Contrat freelance en laboratoire de recherche : fonctionnement et cadre légal
Le recours à un contrat freelance s'impose pour sécuriser vos collaborations avec des travailleurs indépendants dans de multiples secteurs : informatique, conseil, communication, graphisme, enseignement, etc. Comprendre le cadre juridique, les clauses essentielles et les bonnes pratiques permet de protéger efficacement vos droits et d’anticiper les risques de requalification en contrat de travail.
Qu’est-ce qu’un contrat freelance ?
Le contrat de freelance, ou de prestation de services, est une convention en vertu de laquelle un travailleur indépendant est engagé pour exécuter une ou plusieurs missions pour le compte d’un particulier ou d’un professionnel. Un travailleur freelance est une personne qui exerce une activité professionnelle en qualité de travailleur indépendant. De facto, il n’existe aucun lien de subordination entre le freelance et son client, à la différence des contrats de travail classiques tels que le CDD ou le CDI.
Le contrat freelance constitue un contrat signé par un travailleur indépendant (freelance) d’une part et son client (le donneur d’ordre) d’autre part. L’objet du contrat consiste à fournir un service pour une mission bien précise. À la différence du contrat ordinaire comme le CDD ou le CDI, le contrat en freelance n’a aucune dépendance fonctionnelle. Le contrat freelance écrit permet d’avoir une traçabilité de l’accord. Il comprend les clauses restrictives comme la clause de non-concurrence, la clause de cession de droits d’auteurs, etc.
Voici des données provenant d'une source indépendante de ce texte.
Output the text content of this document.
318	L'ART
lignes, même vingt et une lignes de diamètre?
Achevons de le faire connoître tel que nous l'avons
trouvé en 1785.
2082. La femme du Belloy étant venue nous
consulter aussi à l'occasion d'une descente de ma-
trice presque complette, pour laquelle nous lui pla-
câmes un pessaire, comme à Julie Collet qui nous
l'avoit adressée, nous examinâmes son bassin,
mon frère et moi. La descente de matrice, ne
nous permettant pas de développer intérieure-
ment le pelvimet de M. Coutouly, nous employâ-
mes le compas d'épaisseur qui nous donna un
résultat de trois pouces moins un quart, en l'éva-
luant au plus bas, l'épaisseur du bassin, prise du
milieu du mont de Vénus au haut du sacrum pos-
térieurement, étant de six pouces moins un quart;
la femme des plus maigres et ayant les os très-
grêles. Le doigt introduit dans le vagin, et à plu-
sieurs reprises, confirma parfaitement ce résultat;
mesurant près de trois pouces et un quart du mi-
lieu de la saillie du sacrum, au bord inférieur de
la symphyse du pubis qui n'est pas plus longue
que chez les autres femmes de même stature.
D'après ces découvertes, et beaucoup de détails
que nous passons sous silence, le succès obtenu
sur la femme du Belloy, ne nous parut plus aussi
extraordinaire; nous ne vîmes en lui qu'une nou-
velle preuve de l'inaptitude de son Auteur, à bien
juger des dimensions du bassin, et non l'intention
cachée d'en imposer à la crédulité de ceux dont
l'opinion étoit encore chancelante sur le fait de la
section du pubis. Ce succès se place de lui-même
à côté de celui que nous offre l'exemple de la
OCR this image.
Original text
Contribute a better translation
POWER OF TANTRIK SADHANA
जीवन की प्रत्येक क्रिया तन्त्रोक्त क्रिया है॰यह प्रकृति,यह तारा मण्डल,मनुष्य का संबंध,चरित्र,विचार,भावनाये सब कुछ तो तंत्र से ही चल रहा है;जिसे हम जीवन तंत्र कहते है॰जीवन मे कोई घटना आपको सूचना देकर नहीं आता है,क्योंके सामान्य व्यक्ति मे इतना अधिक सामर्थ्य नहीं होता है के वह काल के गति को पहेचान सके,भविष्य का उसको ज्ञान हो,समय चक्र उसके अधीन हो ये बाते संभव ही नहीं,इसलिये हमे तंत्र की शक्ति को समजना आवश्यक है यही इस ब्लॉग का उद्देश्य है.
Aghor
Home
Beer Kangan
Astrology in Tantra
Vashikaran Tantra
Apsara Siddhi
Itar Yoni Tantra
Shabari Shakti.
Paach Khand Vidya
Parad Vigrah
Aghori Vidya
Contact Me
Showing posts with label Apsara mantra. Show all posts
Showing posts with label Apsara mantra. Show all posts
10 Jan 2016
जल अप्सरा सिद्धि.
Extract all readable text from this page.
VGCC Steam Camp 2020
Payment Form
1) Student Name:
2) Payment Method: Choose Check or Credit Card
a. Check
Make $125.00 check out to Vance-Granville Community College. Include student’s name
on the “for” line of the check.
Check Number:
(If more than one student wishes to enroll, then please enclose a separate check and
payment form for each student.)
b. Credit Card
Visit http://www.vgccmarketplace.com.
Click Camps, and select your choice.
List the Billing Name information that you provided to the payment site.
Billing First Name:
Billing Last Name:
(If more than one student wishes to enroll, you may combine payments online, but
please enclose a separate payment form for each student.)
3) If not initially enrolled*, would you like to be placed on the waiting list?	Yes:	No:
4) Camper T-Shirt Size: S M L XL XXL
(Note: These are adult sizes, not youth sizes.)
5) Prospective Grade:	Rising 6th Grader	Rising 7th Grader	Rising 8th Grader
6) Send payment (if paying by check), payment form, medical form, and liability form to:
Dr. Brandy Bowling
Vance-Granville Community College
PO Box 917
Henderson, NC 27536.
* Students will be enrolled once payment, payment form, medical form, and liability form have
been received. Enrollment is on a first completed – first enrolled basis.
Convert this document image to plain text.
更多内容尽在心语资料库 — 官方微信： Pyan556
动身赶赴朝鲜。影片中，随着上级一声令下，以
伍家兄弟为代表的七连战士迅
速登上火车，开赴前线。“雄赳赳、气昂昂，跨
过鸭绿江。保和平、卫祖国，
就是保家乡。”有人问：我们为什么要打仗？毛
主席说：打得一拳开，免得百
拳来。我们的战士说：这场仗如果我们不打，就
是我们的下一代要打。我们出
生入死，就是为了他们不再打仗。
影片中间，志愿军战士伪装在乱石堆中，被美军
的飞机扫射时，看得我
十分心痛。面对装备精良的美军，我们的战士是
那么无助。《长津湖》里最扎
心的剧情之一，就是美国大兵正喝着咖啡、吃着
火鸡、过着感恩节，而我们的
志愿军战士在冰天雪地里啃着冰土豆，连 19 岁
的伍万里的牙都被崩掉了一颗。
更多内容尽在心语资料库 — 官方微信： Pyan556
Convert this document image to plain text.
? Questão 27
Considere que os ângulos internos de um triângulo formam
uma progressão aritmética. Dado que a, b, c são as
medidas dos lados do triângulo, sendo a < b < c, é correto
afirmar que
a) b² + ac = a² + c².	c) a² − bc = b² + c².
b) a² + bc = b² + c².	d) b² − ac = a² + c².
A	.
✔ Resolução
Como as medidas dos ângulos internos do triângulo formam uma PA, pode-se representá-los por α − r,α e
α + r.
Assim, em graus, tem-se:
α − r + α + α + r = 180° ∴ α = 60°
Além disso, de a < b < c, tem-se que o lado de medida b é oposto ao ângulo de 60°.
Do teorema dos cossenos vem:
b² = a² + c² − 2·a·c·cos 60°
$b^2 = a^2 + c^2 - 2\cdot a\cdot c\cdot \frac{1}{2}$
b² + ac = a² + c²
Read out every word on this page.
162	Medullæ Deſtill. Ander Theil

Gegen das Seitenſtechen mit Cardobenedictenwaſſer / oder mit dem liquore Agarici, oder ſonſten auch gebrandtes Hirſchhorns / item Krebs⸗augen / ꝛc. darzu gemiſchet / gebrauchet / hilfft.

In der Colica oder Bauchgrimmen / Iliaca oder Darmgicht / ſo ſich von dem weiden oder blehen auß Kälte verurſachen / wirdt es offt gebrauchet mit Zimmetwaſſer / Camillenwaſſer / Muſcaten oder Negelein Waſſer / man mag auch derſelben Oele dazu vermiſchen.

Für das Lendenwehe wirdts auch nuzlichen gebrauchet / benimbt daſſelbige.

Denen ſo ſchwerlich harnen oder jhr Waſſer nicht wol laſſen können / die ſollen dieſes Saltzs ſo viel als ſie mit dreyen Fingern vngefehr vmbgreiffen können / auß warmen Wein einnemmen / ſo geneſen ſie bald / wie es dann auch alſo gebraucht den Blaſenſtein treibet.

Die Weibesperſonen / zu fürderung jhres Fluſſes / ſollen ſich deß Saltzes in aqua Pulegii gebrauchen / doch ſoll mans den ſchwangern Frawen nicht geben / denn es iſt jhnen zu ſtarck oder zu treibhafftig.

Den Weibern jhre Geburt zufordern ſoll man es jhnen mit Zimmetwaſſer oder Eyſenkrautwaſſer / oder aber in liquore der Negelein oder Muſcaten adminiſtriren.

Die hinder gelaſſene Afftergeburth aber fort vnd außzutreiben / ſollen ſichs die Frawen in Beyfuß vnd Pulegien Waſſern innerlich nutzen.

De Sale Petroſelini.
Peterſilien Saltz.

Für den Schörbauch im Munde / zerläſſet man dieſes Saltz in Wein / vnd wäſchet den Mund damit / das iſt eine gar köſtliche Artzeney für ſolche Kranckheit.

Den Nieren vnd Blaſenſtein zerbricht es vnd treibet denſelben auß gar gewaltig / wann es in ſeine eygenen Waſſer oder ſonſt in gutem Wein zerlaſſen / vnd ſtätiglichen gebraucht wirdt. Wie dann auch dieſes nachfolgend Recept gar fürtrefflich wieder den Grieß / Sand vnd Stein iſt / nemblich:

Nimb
Freelance : définition et statuts possibles
Un freelance est un professionnel indépendant qui propose ponctuellement ou régulièrement ses services, sans lien de subordination, à des entreprises ou particuliers. Légalement, il peut adopter différents statuts : entreprise individuelle (EI, micro-entreprise), société unipersonnelle (EURL, SASU), cumul avec d’autres statuts, voire portage salarial. Ce choix conditionne ses obligations fiscales, sociales et sa protection sociale.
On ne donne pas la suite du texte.